Through the Greenhouse Village initiative, the ministry is attempting to leverage cutting-edge technology to revolutionize traditional agricultural practices.
“The Greenhouse Village is an initiative that is going to catapult agriculture in St. Kitts and Nevis, and that is because the approach is to help to mitigate against the climate crisis that we face, not just in St. Kitts and Nevis and the region, but globally,” said Head of the Media and Communication Unit of the Ministry of Agriculture, Fisheries, Marine Resources and Cooperatives, Chaïra Flanders.
“If the weather patterns are changing [as a result of climate change]. It means that the rain that we usually get, we’re not going to get all the time or the sun might be too hot, and your peppers might just be dwindling away, and so we have found a way to ensure that our farmers use technology to help to mitigate against all of the losses that they experience using the traditional methods of farming,” Ms. Flanders added.

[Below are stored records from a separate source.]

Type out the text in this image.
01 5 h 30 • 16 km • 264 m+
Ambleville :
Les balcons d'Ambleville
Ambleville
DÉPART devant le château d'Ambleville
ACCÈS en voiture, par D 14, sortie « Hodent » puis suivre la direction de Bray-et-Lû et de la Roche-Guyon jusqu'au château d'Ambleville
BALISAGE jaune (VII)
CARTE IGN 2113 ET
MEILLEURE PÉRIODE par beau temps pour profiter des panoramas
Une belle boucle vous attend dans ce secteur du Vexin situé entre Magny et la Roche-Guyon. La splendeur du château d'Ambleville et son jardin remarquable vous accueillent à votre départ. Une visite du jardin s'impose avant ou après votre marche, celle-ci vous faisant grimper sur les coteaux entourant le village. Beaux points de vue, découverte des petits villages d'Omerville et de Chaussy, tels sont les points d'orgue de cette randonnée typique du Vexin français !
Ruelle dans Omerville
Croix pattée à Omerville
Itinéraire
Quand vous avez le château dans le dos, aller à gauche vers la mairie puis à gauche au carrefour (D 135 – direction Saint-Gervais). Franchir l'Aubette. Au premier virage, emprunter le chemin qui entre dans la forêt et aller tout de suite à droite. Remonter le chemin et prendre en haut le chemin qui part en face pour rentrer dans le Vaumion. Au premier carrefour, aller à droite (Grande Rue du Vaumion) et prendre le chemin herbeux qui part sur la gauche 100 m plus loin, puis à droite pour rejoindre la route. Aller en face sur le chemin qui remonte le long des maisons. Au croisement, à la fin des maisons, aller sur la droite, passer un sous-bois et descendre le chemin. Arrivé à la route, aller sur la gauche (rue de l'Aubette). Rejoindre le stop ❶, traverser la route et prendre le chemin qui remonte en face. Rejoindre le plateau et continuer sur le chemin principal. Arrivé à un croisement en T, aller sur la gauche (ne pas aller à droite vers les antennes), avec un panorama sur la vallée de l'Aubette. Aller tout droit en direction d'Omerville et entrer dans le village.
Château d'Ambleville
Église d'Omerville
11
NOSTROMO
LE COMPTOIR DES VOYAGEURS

Meanwhile, Acting Director of Agriculture Jeanelle Kelly indicated that this project falls directly in line with the ministry’s mission to achieve CARICOM’s 25 by 2025 Agenda of significantly reducing the region’s food import bill to 25 percent by the year 2025.
The first phase will see the construction of 15 state-of-the-art greenhouses specializing in the mass production of priority crops, including peppers, tomatoes, leafy greens, broccoli and cucumbers.
“These are high-value crops. We import a very high number of them on an annual basis and so this particular initiative is geared towards [producing] these highly valued crops so that we can have them all year round in this particular condition,” Acting Director Kelly said.
On Monday, December 04, the Department of Agriculture, in collaboration with the Food and Agriculture Organization (FAO), hosted a Digital Sensor Training Workshop where extension officers and farmers were trained in the installation and use of digital sensors for greenhouses.
“These digital sensors represent new technology in the field, particularly with greenhouses, and so you could measure different things such as the ambient air, temperature, light sensitivity, the soil… which would help to monitor the crops and make you get the best value out of them,” said Ms. Kelly.
The Greenhouse Village is being erected in the Brothersons Estate region on the outskirts of Newton Ground.